For a look at the darker side of Brazil's colonial history, Casa dos Contos is an absolute must. The main body of the museum is given over to displays of coins and exhibits showing how the minting process has changed through time. Slip into the basement, though, and you will see the instruments of torture and slavery which were used to fuel the production of such wealth. It is easy to forget that the runaway success of the gold rush was reliant on slave labour, and this museum gives a sobering glimpse into how Ouro Preto's beautiful churches were made possible.
When you've had enough of sightseeing, Praça Tiradentes and the surrounding streets are full of lovely little coffee shops and restaurants. Wander around here at your leisure, perusing locally made souvenirs and enjoying live music from the buskers.
A truly unique way to explore the area around Ouro Preto is by taking the train to nearby Mariana. This historic railway line has been recently renovated and settling into one of the painstakingly recreated carriages is like stepping back in time. You can choose between standard or panoramic carriages, the only difference being that the latter have larger windows. Sit on the right hand side of the carriage on your way out of Ouro Preto to get the best views as the train winds its way through the gorge and along the river.
There isn’t a huge amount to do in Mariana other than to explore the main square and churches; for most people the train journey itself is the main attraction. One way to explore further is to catch a bus or taxi to Minas da Passagem. This old gold mine is now decommissioned, but you can go down the mine shaft and explore some of the hollowed out passages.
Being lowered into the cold, damp tunnel is an eerie experience, as is making your way through the dimly lit caves at the bottom. Take your time to soak up the spooky atmosphere, and make sure you get to see the underground lake.
Other than the mine shaft, there is some gold mining equipment to have a look at and a souvenir shop specialising in soap stone carvings.
The mine is actually on the road back to Ouro Preto from Mariana, so you may like to catch a bus or taxi from here rather than getting the train. Otherwise, remember to sit on the left hand side of the carriage on the way back for the best views.
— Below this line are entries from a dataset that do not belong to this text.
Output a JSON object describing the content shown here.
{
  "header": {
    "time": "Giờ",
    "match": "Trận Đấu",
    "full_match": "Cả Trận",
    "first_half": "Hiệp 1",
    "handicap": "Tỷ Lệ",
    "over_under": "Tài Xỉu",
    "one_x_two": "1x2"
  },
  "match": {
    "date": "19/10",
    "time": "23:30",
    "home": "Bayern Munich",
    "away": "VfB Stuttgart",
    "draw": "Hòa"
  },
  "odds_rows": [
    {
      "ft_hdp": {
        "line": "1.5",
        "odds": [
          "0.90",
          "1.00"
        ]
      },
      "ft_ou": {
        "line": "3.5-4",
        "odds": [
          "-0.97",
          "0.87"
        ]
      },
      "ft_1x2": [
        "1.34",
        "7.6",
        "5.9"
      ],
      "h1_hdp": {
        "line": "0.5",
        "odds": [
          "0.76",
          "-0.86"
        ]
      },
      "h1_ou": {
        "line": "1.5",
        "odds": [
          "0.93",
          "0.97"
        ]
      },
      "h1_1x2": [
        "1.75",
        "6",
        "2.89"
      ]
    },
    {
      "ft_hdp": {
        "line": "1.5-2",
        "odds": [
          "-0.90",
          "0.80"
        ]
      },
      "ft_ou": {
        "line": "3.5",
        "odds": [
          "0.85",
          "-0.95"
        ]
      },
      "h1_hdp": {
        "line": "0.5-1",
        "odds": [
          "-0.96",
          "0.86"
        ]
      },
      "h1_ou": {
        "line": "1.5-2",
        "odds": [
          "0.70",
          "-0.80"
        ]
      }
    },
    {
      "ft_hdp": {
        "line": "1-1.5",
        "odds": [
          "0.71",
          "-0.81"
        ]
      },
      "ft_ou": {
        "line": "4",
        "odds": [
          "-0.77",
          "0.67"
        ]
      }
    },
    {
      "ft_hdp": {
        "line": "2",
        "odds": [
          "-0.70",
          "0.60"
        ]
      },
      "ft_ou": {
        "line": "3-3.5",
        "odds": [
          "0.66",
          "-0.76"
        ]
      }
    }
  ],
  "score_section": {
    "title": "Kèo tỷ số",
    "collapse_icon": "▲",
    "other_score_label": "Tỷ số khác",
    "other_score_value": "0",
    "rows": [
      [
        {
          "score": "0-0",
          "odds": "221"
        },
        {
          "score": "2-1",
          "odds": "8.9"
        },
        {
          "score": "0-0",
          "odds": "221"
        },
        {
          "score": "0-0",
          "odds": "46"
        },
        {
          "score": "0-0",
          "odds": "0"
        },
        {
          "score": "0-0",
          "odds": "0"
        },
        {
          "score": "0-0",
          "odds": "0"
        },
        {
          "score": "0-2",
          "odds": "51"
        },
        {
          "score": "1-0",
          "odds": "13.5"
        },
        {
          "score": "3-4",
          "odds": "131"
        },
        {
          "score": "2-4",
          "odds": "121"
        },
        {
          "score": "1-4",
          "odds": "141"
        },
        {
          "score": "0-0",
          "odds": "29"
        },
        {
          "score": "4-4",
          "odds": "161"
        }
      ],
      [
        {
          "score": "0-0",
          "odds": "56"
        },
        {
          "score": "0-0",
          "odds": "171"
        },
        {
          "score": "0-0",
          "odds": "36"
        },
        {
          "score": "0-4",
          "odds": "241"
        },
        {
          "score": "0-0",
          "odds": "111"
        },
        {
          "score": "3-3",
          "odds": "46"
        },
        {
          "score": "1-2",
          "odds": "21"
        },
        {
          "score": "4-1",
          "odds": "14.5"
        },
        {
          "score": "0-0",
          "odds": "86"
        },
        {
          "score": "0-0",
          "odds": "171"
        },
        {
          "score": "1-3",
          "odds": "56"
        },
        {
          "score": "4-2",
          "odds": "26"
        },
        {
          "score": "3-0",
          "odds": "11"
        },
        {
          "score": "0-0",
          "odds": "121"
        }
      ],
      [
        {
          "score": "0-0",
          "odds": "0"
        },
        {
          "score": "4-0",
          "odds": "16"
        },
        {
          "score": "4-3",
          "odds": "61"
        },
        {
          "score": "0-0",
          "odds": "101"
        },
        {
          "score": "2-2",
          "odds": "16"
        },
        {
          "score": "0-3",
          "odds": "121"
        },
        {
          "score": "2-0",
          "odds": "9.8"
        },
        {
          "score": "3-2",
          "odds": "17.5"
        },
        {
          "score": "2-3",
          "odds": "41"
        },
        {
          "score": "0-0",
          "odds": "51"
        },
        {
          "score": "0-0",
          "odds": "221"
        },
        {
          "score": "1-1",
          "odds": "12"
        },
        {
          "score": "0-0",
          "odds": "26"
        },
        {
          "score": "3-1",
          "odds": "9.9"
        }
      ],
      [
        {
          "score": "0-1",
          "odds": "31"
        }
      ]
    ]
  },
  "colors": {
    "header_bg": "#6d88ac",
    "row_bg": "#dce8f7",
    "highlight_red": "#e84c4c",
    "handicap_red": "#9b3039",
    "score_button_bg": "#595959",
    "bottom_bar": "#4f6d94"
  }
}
Make sure to check the timetable carefully, as trains only run a few times a day.
Reaching Ouro Preto means taking a two hour bus from Belo Horizonte, which is a seven hour bus or short flight from Rio de Janeiro. The town itself is small enough to explore on foot, though a car to take you from the bus station to your hotel is a good idea to avoid carrying your suitcase over the cobbles.
Pousada Minas Gerais
This charming inn of colonial style is conveniently located in the historic centre of Ouro Preto. The pousada has 18 spacious and simply decorated rooms all with comfortable beds, heating and air-conditioning, safe and TV. The buffet breakfast is tasty and varied in its offerings.
Solar Do Rosario
This colonial style ex-mansion has been renovated to form today's 41 room boutique hotel, Solar do Rosario. The decor throughout is of a modern rustic style, with elegant french doors opening on to small balconies from many of the guest rooms. There are also gorgeous gardens, heated indoor pool, an outdoor pool with wonderful views and a popular restaurant open to the public. Solar do Rosario enjoys privileged views of churches St. Francis de Paul, Our Lady of the Rosary, St. Joseph and Pico Itacolomi.